Danish handball player (born 1954)

Bent Larsen (born 13 July 1954) is a Danish former handball player and Javelin Throw athlete. He competed in the 1976 Summer Olympics in handball.

==Handball==
Larsen played his club handball with Aalborg HK, and was the top goalscorer of the club in the 1978, 1979, 1980 and 1982 Danish Handball League seasons.
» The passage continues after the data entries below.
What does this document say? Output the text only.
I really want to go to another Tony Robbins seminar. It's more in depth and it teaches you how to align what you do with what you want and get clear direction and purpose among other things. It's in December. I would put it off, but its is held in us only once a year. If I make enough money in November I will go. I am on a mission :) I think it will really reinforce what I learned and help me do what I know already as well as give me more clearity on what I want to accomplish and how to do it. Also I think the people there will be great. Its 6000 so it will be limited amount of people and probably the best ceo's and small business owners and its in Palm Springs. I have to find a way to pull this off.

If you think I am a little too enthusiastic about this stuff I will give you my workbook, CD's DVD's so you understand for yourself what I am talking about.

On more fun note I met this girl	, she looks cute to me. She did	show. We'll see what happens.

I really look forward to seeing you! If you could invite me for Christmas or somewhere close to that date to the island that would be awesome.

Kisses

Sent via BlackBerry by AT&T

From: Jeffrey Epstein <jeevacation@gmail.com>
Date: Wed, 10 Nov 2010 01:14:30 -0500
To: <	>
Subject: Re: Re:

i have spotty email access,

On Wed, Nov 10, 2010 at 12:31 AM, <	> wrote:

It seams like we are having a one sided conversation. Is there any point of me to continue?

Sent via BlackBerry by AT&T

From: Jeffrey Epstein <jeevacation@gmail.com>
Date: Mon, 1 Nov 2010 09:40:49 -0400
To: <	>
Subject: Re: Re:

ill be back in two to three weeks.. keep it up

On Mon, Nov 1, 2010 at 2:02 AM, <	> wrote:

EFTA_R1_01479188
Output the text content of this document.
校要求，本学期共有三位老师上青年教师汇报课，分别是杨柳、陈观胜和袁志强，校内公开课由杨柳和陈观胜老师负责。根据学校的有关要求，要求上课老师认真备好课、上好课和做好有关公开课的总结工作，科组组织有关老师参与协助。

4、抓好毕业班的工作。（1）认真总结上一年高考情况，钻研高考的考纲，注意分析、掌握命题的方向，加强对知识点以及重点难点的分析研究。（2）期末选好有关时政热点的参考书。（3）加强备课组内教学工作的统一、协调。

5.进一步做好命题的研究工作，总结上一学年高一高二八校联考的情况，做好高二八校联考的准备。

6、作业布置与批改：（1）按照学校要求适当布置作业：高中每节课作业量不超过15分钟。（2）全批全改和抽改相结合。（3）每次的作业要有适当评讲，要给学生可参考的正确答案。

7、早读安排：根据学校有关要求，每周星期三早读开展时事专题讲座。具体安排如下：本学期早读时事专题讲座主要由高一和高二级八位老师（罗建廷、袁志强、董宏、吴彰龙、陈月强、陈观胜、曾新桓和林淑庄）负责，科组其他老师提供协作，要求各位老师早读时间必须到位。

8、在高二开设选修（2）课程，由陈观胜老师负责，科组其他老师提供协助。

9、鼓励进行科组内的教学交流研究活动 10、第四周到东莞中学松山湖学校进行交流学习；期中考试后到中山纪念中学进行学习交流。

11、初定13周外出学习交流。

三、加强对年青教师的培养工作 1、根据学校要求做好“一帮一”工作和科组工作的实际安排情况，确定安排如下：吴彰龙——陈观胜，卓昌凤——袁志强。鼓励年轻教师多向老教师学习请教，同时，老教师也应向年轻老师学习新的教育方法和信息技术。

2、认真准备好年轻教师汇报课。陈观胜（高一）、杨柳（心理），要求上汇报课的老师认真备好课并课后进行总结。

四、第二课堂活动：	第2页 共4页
He debuted for the Danish national team in November 1973 in a match against East Germany. In 1976 he was part of the Danish team which finished eighth in the Olympic tournament. He played all six matches and scored 32 goals. This made him the tournament topscorer. In total he would play 77 matches for the Danish national team, scoring 203 goals.

==Athletics==
In athletics Larsen was a member of Aalborg Atletik Klub. In 1973 he and the club won European junior championship bronze medals. Larsen participated in javelin throw and threw 73.46 meters. He also participated in discus throw where he threw 45.38 meters.

He won the Danish championship in Javelin throw 5 times; in 1976, 1978, 1979, 1980 and 1981.
He is the former Danish record holder in Javelin throw, when he threw 78.32 meters at Århus Stadion on 9 July 1975.

He also had various Danish youth records in hammer throw and pole vaulting.